Transition énergétique : pourquoi le Maroc mise sur l’hydrogène vert

Avec plus de 300 milliards de DH d’investissements validés, le Royaume se lance dans une course stratégique pour capter une part majeure du futur marché mondial de l’hydrogène. Des consortiums internationaux s’installent dans les provinces du Sud, signe que le Maroc devient un hub énergétique convoité.

 

Par Désy M.

Le marché mondial de l'hydrogène représente actuellement 100 millions de tonnes. Il est en mutation en raison des contraintes de décarbonation, poussant les grands consommateurs (off-takers) à rechercher des sources d'hydrogène bas carbone. A fin 2024, environ 75 milliards de dollars de projets d'hydrogène ont été décidés et sont en construction ou en opération, car ils ont des clients engagés.

De plus, 200 à 300 milliards de dollars de projets sont en phase d'étude pour les 3 ou 4 prochaines années. Dans ce contexte, le Maroc n’avance plus à pas mesurés sur l’hydrogène vert : il accélère. En validant en mars 2025 six projets industriels majeurs dans les régions de Laâyoune, Guelmim et Dakhla pour un montant total de 319 milliards de dirhams (près de 30 milliards d’euros), le Royaume envoie un signal fort. Il veut s’imposer comme un acteur central sur le marché mondial de l’hydrogène vert et aspire ainsi à couvrir plus de 4% de la demande d’ici 2030. Ces projets, portés par des consortiums de géants internationaux, notamment allemands, américains, saoudiens, chinois, émiratis et marocains, visent à produire de l’hydrogène, de l’ammoniac, de l’acier vert ou encore des carburants propres pour le transport maritime.

Le groupe ORNX, par exemple, regroupe les entreprises Ortus (USA), Acciona (Espagne) et Nordex (Allemagne), et ciblera la production d’ammoniac vert. D’autres comme Taqa, CEPSA, Nareva, ou encore le chinois China Three Gorges ont également été retenus, illustrant l’intérêt international croissant pour le potentiel marocain. Le Maroc peut compter sur un avantage structurel majeur : ses ressources renouvelables sont quasi illimitées. Grâce à des taux d’ensoleillement record et des régimes de vents puissants dans les provinces du Sud, le pays peut produire de l’hydrogène vert à des coûts parmi les plus bas au monde, proches de 2 dollars/kg, selon l’Institut de recherche en énergie solaire et énergies nouvelles (IRESEN).

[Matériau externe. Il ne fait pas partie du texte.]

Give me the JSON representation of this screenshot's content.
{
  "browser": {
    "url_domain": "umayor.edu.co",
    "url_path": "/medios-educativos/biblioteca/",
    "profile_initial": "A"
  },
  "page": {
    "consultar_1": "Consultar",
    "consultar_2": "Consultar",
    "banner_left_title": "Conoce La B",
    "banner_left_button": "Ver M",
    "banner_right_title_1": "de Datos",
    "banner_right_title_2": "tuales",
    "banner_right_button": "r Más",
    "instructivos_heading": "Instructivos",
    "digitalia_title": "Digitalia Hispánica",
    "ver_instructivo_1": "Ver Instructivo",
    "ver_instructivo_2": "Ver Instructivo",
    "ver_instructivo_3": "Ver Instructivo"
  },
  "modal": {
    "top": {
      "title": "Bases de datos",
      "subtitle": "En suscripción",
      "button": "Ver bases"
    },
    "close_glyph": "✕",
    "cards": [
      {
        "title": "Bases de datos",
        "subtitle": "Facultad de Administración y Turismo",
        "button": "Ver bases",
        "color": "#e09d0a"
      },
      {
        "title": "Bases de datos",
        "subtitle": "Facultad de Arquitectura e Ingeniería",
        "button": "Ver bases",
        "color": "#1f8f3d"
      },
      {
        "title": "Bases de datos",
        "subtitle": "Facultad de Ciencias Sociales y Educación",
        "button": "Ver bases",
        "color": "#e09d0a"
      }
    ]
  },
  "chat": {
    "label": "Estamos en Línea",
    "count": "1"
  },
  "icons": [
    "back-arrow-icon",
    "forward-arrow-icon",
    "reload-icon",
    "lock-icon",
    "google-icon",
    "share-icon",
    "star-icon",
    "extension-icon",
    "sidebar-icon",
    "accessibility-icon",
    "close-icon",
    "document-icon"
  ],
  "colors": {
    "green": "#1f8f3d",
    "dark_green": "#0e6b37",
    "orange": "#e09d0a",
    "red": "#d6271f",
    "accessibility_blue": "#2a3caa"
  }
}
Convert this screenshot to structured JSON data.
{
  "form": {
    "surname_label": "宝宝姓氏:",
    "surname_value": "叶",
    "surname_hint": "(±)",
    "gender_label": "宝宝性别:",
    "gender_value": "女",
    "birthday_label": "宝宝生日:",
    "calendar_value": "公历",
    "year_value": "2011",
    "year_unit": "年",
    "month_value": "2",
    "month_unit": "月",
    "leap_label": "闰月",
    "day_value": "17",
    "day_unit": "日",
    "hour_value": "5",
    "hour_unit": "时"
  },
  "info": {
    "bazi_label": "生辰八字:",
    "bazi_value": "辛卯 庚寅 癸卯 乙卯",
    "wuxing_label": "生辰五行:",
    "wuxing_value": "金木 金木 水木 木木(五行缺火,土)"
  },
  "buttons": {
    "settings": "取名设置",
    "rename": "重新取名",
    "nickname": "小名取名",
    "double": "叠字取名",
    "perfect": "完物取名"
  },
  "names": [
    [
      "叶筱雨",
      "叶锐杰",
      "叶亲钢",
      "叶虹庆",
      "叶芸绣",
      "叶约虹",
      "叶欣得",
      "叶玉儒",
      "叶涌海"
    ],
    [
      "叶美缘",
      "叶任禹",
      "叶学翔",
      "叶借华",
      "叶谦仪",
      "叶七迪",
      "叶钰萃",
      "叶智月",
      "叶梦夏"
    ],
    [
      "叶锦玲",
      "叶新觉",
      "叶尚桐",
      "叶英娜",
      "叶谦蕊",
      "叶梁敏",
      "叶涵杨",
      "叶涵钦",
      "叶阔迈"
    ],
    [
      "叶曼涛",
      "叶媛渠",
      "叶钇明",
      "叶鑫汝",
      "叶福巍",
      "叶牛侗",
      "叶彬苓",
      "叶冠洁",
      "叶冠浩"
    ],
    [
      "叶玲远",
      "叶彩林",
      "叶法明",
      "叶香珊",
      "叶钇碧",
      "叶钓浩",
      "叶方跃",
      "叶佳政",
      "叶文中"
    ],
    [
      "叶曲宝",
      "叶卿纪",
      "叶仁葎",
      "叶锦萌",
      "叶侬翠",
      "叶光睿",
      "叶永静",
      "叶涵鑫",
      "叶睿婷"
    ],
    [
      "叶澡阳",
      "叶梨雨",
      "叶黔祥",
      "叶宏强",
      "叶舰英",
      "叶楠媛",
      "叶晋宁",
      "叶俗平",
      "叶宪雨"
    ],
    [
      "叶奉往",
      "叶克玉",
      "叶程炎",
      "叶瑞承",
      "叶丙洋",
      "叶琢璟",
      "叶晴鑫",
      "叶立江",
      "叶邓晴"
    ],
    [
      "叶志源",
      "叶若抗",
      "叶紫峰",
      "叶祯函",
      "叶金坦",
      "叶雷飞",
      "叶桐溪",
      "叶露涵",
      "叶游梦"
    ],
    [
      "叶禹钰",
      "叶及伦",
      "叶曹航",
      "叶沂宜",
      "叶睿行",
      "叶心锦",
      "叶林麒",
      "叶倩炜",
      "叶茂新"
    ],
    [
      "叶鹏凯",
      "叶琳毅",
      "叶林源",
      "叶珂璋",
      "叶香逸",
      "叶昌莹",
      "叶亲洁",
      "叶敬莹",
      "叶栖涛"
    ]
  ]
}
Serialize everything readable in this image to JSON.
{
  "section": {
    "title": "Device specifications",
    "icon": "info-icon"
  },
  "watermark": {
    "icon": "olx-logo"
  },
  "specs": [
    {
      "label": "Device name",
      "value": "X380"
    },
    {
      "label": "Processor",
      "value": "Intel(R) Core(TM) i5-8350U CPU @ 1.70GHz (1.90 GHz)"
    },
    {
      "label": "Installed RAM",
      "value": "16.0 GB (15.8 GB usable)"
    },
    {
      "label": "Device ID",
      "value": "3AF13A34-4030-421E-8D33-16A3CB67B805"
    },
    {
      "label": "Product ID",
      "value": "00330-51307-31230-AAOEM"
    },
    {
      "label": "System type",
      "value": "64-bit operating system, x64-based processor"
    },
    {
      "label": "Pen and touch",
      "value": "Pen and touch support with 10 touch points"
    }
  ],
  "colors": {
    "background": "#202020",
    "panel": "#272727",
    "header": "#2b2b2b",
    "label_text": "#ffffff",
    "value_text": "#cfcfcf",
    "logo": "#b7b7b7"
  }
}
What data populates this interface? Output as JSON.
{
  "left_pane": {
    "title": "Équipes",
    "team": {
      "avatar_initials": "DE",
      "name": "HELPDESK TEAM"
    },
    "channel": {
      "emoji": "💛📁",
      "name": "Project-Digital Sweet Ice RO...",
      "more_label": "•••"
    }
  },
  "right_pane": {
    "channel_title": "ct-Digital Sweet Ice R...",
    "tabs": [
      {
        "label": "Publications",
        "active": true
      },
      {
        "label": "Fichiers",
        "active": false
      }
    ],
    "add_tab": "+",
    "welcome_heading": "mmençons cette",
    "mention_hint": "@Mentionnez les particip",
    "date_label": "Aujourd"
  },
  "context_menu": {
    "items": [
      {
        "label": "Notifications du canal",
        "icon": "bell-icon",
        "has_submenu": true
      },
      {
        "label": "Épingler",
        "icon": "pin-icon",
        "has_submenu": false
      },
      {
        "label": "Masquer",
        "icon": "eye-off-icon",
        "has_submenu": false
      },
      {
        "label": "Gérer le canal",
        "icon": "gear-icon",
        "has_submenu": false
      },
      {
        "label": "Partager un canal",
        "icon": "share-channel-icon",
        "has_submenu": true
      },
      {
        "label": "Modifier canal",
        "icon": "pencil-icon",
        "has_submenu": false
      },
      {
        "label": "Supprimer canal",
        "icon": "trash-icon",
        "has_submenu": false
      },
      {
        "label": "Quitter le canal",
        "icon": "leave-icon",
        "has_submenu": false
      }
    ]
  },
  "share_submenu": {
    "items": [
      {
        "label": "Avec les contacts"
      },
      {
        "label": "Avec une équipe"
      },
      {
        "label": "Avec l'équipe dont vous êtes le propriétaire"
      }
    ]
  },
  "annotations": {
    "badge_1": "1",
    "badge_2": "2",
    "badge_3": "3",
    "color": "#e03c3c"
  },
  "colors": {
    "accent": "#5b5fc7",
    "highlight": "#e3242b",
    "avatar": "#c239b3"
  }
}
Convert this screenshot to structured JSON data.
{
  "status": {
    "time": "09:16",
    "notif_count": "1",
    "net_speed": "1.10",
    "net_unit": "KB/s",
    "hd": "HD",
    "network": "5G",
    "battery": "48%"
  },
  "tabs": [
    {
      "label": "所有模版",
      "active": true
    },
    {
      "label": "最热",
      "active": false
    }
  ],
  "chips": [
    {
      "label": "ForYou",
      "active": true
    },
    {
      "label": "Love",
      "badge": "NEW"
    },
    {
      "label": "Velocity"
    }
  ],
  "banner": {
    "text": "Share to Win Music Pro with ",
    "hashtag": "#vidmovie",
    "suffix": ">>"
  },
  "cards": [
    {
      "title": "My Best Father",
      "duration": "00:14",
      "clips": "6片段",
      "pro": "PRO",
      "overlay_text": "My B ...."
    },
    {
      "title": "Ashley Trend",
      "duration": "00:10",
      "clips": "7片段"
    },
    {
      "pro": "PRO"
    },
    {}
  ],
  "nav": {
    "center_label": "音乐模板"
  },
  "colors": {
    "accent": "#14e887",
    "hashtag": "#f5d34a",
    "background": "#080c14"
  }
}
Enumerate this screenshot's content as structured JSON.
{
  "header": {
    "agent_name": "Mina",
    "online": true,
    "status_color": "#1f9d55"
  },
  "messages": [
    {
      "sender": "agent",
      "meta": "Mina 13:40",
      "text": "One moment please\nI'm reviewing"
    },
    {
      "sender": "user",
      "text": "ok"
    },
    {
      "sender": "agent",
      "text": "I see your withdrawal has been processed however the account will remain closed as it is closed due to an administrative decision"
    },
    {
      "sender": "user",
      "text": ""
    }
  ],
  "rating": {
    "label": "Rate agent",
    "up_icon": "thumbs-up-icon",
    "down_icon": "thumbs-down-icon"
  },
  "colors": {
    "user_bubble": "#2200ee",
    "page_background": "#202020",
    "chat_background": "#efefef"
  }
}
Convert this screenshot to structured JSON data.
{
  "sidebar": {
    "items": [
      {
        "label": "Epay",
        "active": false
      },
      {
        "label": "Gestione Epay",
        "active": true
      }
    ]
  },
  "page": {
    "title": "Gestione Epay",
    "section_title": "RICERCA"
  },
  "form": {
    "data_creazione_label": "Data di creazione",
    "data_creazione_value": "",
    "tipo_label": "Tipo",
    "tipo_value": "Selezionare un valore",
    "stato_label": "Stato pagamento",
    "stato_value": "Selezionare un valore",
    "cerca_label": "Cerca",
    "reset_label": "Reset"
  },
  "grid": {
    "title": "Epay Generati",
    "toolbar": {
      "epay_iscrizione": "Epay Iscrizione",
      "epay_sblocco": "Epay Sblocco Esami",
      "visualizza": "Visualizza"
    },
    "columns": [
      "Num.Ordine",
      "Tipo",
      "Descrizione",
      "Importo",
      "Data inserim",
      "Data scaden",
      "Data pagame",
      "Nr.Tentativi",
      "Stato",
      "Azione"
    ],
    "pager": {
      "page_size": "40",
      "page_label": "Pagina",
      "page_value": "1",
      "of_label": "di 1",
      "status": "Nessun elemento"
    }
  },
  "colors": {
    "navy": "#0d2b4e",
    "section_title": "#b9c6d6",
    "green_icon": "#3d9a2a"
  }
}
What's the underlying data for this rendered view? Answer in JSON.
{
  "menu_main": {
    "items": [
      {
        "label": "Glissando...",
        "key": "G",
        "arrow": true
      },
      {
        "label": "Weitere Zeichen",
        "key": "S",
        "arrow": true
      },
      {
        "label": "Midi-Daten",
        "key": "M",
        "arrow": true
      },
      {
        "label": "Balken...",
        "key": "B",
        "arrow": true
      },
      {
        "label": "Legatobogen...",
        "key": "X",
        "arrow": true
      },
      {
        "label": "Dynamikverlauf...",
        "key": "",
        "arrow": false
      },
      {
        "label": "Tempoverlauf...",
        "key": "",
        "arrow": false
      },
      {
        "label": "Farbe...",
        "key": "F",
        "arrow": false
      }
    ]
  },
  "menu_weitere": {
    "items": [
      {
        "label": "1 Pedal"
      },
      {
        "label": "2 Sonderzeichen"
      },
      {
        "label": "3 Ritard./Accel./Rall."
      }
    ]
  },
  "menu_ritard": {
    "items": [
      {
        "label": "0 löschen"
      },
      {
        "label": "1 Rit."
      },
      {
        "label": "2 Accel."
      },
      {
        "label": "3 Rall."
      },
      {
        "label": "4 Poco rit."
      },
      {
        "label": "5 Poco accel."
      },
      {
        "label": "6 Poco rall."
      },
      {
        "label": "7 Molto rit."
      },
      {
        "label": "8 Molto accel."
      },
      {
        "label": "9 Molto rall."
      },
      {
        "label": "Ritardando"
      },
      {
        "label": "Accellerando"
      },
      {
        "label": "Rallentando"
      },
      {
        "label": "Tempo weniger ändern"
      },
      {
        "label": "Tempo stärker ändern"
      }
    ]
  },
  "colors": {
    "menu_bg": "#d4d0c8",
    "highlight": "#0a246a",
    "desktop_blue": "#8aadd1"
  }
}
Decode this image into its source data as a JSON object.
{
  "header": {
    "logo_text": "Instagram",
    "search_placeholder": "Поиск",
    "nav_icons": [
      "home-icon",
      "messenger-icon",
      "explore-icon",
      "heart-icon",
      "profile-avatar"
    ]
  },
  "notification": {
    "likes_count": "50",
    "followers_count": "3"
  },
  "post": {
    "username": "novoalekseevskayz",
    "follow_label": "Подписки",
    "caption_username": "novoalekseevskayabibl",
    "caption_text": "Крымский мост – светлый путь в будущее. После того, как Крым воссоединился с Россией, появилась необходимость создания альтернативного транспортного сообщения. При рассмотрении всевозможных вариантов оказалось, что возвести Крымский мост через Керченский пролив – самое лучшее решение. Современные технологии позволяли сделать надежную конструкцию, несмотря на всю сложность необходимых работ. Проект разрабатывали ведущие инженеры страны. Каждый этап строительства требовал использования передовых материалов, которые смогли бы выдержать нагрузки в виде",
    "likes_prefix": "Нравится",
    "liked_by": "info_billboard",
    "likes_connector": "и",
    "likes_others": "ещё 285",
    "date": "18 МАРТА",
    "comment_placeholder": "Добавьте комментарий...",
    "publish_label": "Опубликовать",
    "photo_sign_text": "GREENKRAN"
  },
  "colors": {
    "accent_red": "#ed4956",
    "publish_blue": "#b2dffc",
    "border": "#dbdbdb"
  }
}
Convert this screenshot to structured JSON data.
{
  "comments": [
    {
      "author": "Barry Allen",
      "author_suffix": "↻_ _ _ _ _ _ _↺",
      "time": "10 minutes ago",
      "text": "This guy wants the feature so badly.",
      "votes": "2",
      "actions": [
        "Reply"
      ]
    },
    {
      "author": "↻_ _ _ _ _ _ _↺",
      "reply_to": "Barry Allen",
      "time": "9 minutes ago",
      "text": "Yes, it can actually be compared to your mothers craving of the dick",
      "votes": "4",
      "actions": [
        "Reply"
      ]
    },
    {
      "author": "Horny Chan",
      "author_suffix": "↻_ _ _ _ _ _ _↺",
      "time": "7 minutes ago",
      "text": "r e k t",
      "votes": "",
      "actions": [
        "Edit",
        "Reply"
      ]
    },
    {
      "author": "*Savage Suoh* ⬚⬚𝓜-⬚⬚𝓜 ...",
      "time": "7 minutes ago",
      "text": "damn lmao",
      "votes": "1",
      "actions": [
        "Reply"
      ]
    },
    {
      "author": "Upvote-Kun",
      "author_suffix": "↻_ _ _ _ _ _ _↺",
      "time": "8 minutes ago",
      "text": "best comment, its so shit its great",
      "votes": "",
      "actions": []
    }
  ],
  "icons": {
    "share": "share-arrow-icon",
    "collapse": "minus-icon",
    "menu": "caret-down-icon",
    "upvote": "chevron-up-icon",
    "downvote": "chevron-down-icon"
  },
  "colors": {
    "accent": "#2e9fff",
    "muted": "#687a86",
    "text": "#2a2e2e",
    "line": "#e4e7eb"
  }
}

Ce prix représente un seuil crucial pour que l’hydrogène devienne compétitif face aux énergies fossiles. À l’échelle mondiale, l’hydrogène n’est plus réservé aux véhicules à pile, dont l'essor est aujourd'hui largement dépassé par les batteries. Il devient la clé pour décarboner des pans entiers de l'industrie lourde (acier, engrais, ciment), mais aussi pour remplacer le gaz et le charbon dans les centrales électriques. Et c’est là que le Maroc entend jouer un rôle stratégique.

L’hydrogène, levier de souveraineté

Cette course n’est pas une mode, c’est une bataille géoéconomique qui se joue à grande échelle. Des pays comme l’Allemagne, lourdement dépendants du gaz russe, ont fait un revirement depuis la guerre en Ukraine. Berlin prévoit désormais d’importer 70% de son hydrogène, et cherche activement des partenaires fiables. Le Maroc s’inscrit clairement dans cette stratégie européenne, et une déclaration d’intention bilatérale germano-marocaine a été signée en juin 2024 pour soutenir les investissements et les interconnexions. Annalena Baerbock, ministre des Affaires étrangères allemande, avait affirmé à cette occasion que «le Maroc est déjà un phare dans cette transition dans la région».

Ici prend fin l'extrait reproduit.